We had battles over getting dressed, battles over watching shows, battles over Hudson being helpful and trying to bring Eli his milk in the morning (he was rewarded with a swift kick for that one), battles over Hudson being allowed to play more on the Tablet than Eli (after time had been taken away for some infraction), battles over Hudson not jumping over the imaginary fence in the living room when he wanted to just walk over to Eli. And I get sucked into all of them, to the point where I find myself pleading with Hudson to just jump over the ‘fence’ so we can preserve the fragile peace.
I’m still finding the emotional toll of the relational interactions tough. I’m still struggling not to automatically withdraw when harsh words are directed at me. I still take things way too personally when the wails at bedtime begin when whichever unlucky sucker finds out they drew the ‘mummy card’.
After a particularly trying morning when it took almost the entirety of my will and energy to herd the kids into the car, we escaped to Savers. So many times I was tempted to just give into the intensity of the current and pull the plug on the outing, but we persevered and I am so glad that we did. Somehow just getting into the car and pulling out of the driveway pushes the magical ‘reset’ button for us all. By the time we arrived at Savers, the world seemed a friendly place once more. I motored through the aisles, scoring bargain after bargain for the kids’ Christmas stockings while they immersed themselves in the wall of toys.

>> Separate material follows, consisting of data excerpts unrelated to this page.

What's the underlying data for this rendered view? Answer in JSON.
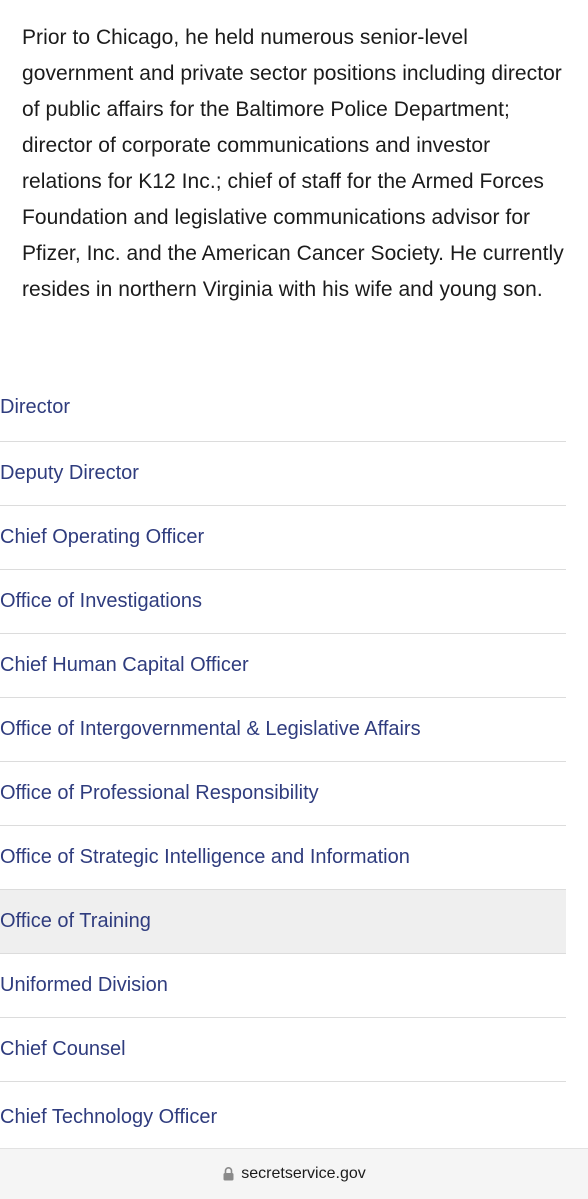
{
  "bio": {
    "text": "Prior to Chicago, he held numerous senior-level government and private sector positions including director of public affairs for the Baltimore Police Department; director of corporate communications and investor relations for K12 Inc.; chief of staff for the Armed Forces Foundation and legislative communications advisor for Pfizer, Inc. and the American Cancer Society. He currently resides in northern Virginia with his wife and young son."
  },
  "nav": {
    "items": [
      {
        "label": "Director"
      },
      {
        "label": "Deputy Director"
      },
      {
        "label": "Chief Operating Officer"
      },
      {
        "label": "Office of Investigations"
      },
      {
        "label": "Chief Human Capital Officer"
      },
      {
        "label": "Office of Intergovernmental & Legislative Affairs"
      },
      {
        "label": "Office of Professional Responsibility"
      },
      {
        "label": "Office of Strategic Intelligence and Information"
      },
      {
        "label": "Office of Training"
      },
      {
        "label": "Uniformed Division"
      },
      {
        "label": "Chief Counsel"
      },
      {
        "label": "Chief Technology Officer"
      }
    ],
    "active_label": "Office of Training"
  },
  "browser": {
    "url": "secretservice.gov",
    "icon": "lock-icon"
  },
  "colors": {
    "link": "#2f3c7e",
    "text": "#1b1b1b",
    "active_bg": "#efefef",
    "divider": "#dcdcdc"
  }
}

There are some moments that you know will stick with you forever. It was in the boys’ clothes aisle and Eli and Hudson were asking me if they could please, please choose a toy from the wall when an older European lady walked past and smiled. “You have three beautiful boys”, she said. “Thank you”, I replied, though quickly explaining that Ivy was ambiguously dressed in blue but that she was actually a girl! The lady shared with me how she has four children all grown up now, but that life is just so different on the other side. She remembered well the chaos and stress of the early years, but admitted that she was so lonely now in comparison. Her children still called her every day and visited for a big fortnightly family meal, grandchildren coming in and out regularly, but oh how she missed those days that passed so quickly! I shared how difficult our morning had been, but how comforting it was to hear that sentiment from her. To gain that perspective in the midst of our whirlwind of chaos was just what I needed.
Last night we had House Church at our place. Dwain, Caryn, Dan, Dave and I savoured hot fudge sundaes and chocolate together while sharing vulnerably and deeply about our hopes, frustrations, battles and fears. It is amazing how inspiring and life changing a simple shared conversation in a safe space can be where no questions are scorned, no feelings looked down on, and no battle too shameful to discuss together. More and more, Dave and I are realising that it is in these moments, not the dutiful Sunday gatherings, that souls are reformed and friendships cemented. We are changed immeasurably when we open ourselves up to each other, choosing to shed the masks that we keep firmly in place most of the time.
There were two sentiments that struck me as we laughed in helplessness over our current reactions to parenting battles. One, that there can be no winner in any battle with a child (or anyone for that reason). It is merely a power struggle which can easily turn to violence when either party becomes sufficiently frustrated. If we wish to avoid the battles we, as the parents (supposedly with self-control), have to be the ones to abdicate power and choose a relational approach that expresses the hurt and damage at a time where the child is more likely to hear it. Two, that gratitude can be a significant weapon against the struggle of anger, frustration, and tunnel visioned perspective. The difficulty is that this has to be practiced and learned over and over (rewiring the brain) for it to have any real effect.
Knowing these nuggets is one thing, living them is the hard part. I’ve already failed this morning in heading into battle mode as my first response. But the gratitude approach- noticing Hudson’s tongue slightly protruding in fierce concentration as he whisks the pancake mixture, seeing Ivy’s cheesy two-teethed grin and arms flapping wildly as she expresses her excitement at the breakfast table, appreciating Eli’s thoughtful caring for Gus as he makes a bed for him in his room and talks to him in a soothing voice, listening to Ivy’s enthusiastic ‘Da-da!’ when she catches a glimpse of Dave, being able to log into our online banking account and have enough money to pay bills, savouring sips of my piccolo latte in a peaceful cafe as Dave wrangles the kids at home- all these truths pile up within me until there is no angst anymore.
Life is an incredible gift but that doesn’t mean it won’t be hard, exhausting and chaotic. Before I know it, I will be the older lady at Savers wistfully celebrating a bygone era…. So I’m choosing to notice those fleeting moments now.